I'm supposed to find the Taylor series about 0 for tsin(t^2) - t^3 and I'm having some trouble.
Here are the derivatives I found and I think maybe I'm doing them wrong and that's what's messing me up:

1st deriv. = sin(t^2) + 2t^2(cos(t^2)) - 3t^2, fprime(0)=0
2nd = 6tcos(t^2) - 2t^3(sin(t^2)) - 6t, fdoubleprime(0)=0
3rd = 6cos(t^2) - 4t^4(cos(t^2)) - 18t^2(sin(t^2)) - 6, ftripleprime(0)=0

and you get the idea. I'm bad at differentiating, so does anybody spot anything I might've done wrong? Or does the series really just equal 0?????

Thanks for any help!
Katy

 

[tkhunny]

That's very flat!

You do need to be a little more careful with your derivatives (the 2nd is just a bit off). However, fixing that probably won't help you with your dilemma. Just keep chugging. You will not find a non-zero derivative until you get to #7. The next is #11. Like I said, that is VERY flat around zero (0).

Good luck.

 

[soroban]

Hello, katyt!

I'm supposed to find the Taylor series about 0 for \(\displaystyle t\cdot\sin(t^2)\,-\, t^3\)

How about this plan?

We know the Taylor series for \(\displaystyle \sin x\)

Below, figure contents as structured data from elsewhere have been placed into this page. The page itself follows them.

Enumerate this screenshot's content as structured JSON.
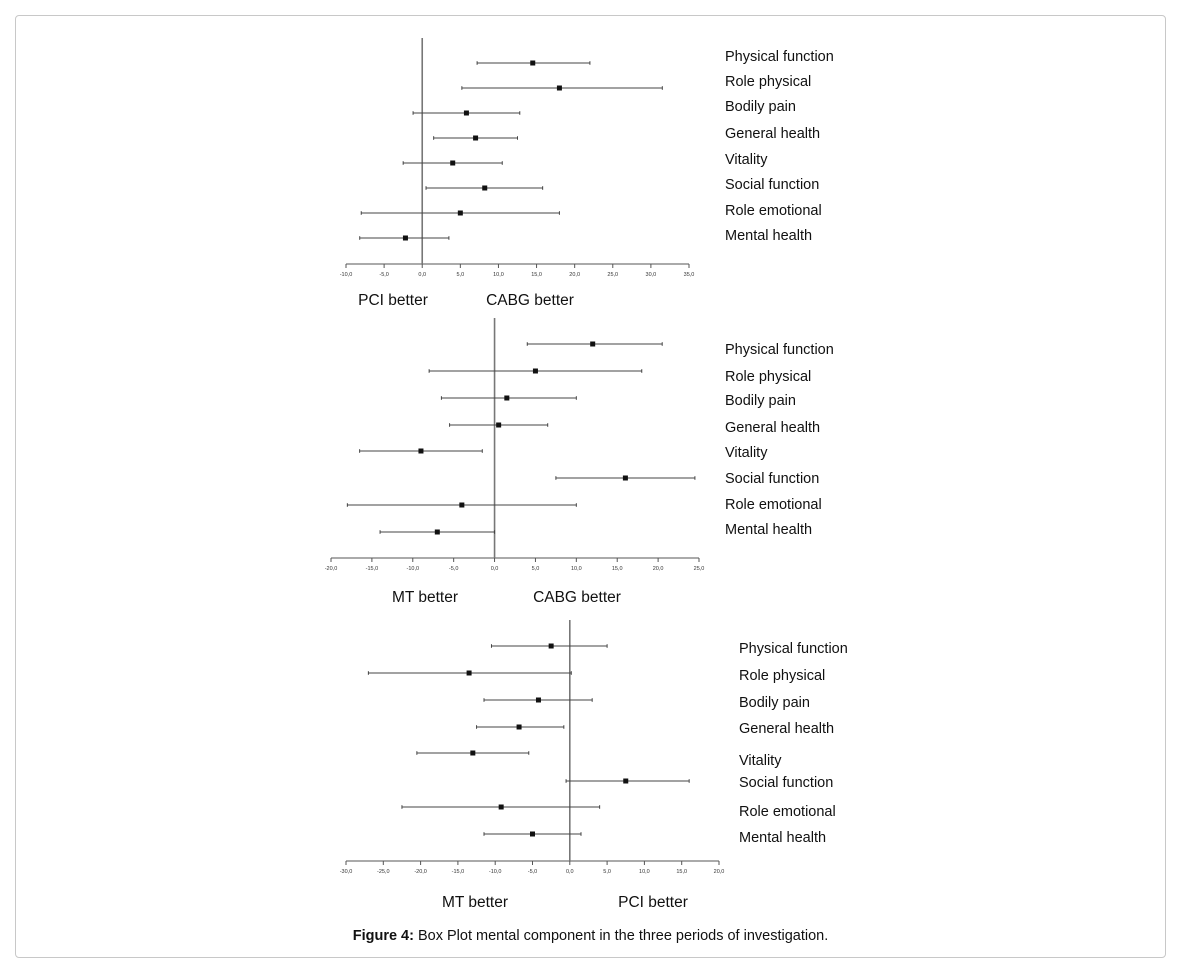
{
  "caption": {
    "label": "Figure 4:",
    "text": "Box Plot mental component in the three periods of investigation."
  },
  "chart_data": [
    {
      "type": "forest",
      "xlim": [
        -10,
        35
      ],
      "ticks": [
        -10,
        -5,
        0,
        5,
        10,
        15,
        20,
        25,
        30,
        35
      ],
      "tick_labels": [
        "-10,0",
        "-5,0",
        "0,0",
        "5,0",
        "10,0",
        "15,0",
        "20,0",
        "25,0",
        "30,0",
        "35,0"
      ],
      "left_label": "PCI better",
      "right_label": "CABG better",
      "categories": [
        "Physical function",
        "Role physical",
        "Bodily pain",
        "General health",
        "Vitality",
        "Social function",
        "Role emotional",
        "Mental health"
      ],
      "estimate": [
        14.5,
        18,
        5.8,
        7,
        4,
        8.2,
        5,
        -2.2
      ],
      "lower": [
        7.2,
        5.2,
        -1.2,
        1.5,
        -2.5,
        0.5,
        -8,
        -8.2
      ],
      "upper": [
        22,
        31.5,
        12.8,
        12.5,
        10.5,
        15.8,
        18,
        3.5
      ]
    },
    {
      "type": "forest",
      "xlim": [
        -20,
        25
      ],
      "ticks": [
        -20,
        -15,
        -10,
        -5,
        0,
        5,
        10,
        15,
        20,
        25
      ],
      "tick_labels": [
        "-20,0",
        "-15,0",
        "-10,0",
        "-5,0",
        "0,0",
        "5,0",
        "10,0",
        "15,0",
        "20,0",
        "25,0"
      ],
      "left_label": "MT better",
      "right_label": "CABG better",
      "categories": [
        "Physical function",
        "Role physical",
        "Bodily pain",
        "General health",
        "Vitality",
        "Social function",
        "Role emotional",
        "Mental health"
      ],
      "estimate": [
        12,
        5,
        1.5,
        0.5,
        -9,
        16,
        -4,
        -7
      ],
      "lower": [
        4,
        -8,
        -6.5,
        -5.5,
        -16.5,
        7.5,
        -18,
        -14
      ],
      "upper": [
        20.5,
        18,
        10,
        6.5,
        -1.5,
        24.5,
        10,
        0
      ]
    },
    {
      "type": "forest",
      "xlim": [
        -30,
        20
      ],
      "ticks": [
        -30,
        -25,
        -20,
        -15,
        -10,
        -5,
        0,
        5,
        10,
        15,
        20
      ],
      "tick_labels": [
        "-30,0",
        "-25,0",
        "-20,0",
        "-15,0",
        "-10,0",
        "-5,0",
        "0,0",
        "5,0",
        "10,0",
        "15,0",
        "20,0"
      ],
      "left_label": "MT better",
      "right_label": "PCI better",
      "categories": [
        "Physical function",
        "Role physical",
        "Bodily pain",
        "General health",
        "Vitality",
        "Social function",
        "Role emotional",
        "Mental health"
      ],
      "estimate": [
        -2.5,
        -13.5,
        -4.2,
        -6.8,
        -13,
        7.5,
        -9.2,
        -5
      ],
      "lower": [
        -10.5,
        -27,
        -11.5,
        -12.5,
        -20.5,
        -0.5,
        -22.5,
        -11.5
      ],
      "upper": [
        5,
        0.2,
        3,
        -0.8,
        -5.5,
        16,
        4,
        1.5
      ]
    }
  ]
}
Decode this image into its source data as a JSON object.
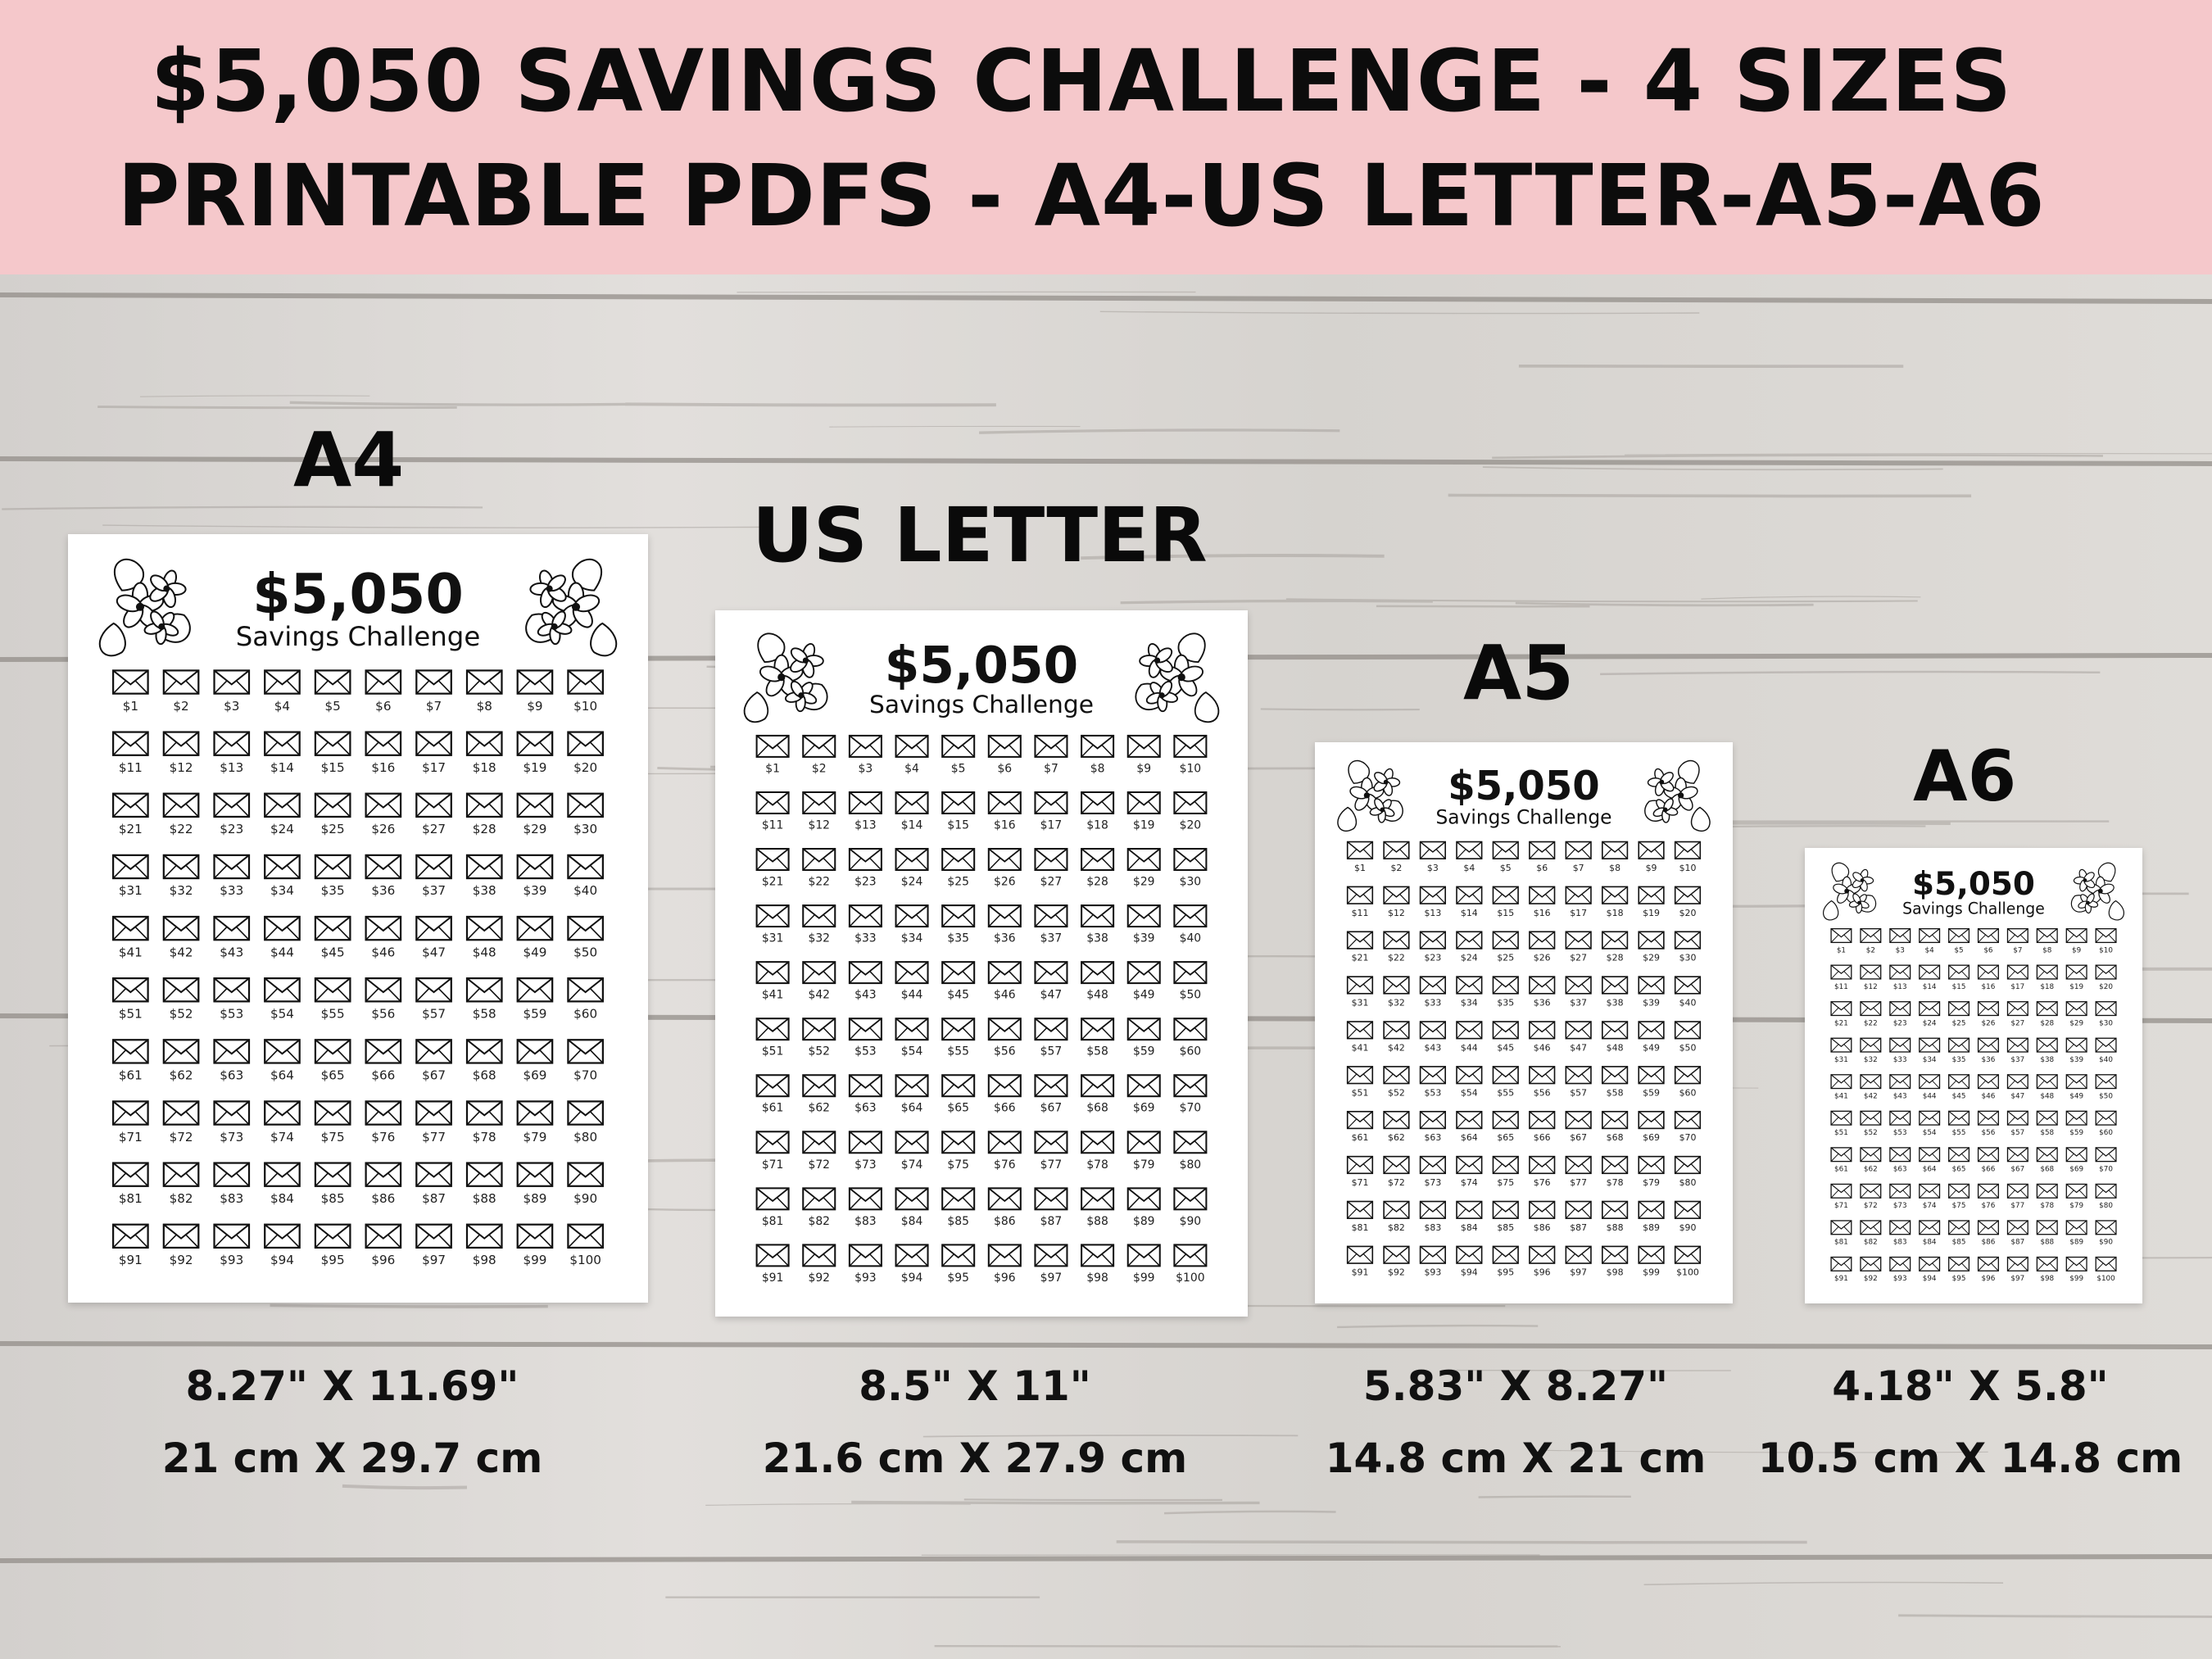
{
  "banner": {
    "line1": "$5,050 SAVINGS CHALLENGE - 4 SIZES",
    "line2": "PRINTABLE PDFS - A4-US LETTER-A5-A6"
  },
  "sheet": {
    "amount": "$5,050",
    "subtitle": "Savings Challenge",
    "envelope_icon": "envelope-icon",
    "flower_icon": "flower-icon",
    "envelope_count": 100,
    "columns": 10
  },
  "sizes": [
    {
      "label": "A4",
      "dim_in": "8.27\" X 11.69\"",
      "dim_cm": "21 cm X 29.7 cm"
    },
    {
      "label": "US LETTER",
      "dim_in": "8.5\" X 11\"",
      "dim_cm": "21.6 cm X 27.9 cm"
    },
    {
      "label": "A5",
      "dim_in": "5.83\" X 8.27\"",
      "dim_cm": "14.8 cm X 21 cm"
    },
    {
      "label": "A6",
      "dim_in": "4.18\" X 5.8\"",
      "dim_cm": "10.5 cm X 14.8 cm"
    }
  ],
  "colors": {
    "banner": "#f5c8cb",
    "wood": "#d8d5d2",
    "text": "#111111"
  }
}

. . . . . . . . . . . . . . \(\displaystyle \L\sin(x)\;=\;x\,-\,\frac{x^3}{3!}\,+\,\frac{x^5}{5!}\,-\,\frac{x^7}{7!}\,+\,\cdots\)


Then: . . . . . . . . .\(\displaystyle \L\sin(t^2)\;=\;t^2\,-\,\frac{t^6}{3!}\,+\,\frac{t^{10}}{5!}\,-\,\frac{t^{14}}{7!}\,+\,\cdots\)

And: . . . . . . . .\(\displaystyle \L t\cdot\sin(t^2)\;=\;t^3\,-\,\frac{t^7}{3!}\,+\,\frac{t^{11}}{5!}\,-\,\frac{t^{15}}{7!}\,+\,\cdots\)

Hence: .\(\displaystyle \L t\cdot\sin(t^2)\,-\,t^3\;=\;-\frac{t^7}{3!}\,+\,\frac{t^{11}}{5!}\,-\,\frac{t^{15}}{7!}\,+\,\cdots\)


Or: . . . . .\(\displaystyle \L t\cdot\sin(t^2) - t^3\;=\;\sum^{\infty}_{n=1}\frac{(-1)^nt^{4t+3}}{(2n+1)!}\)

 

[katyt]

thank you!!! that's very helpful!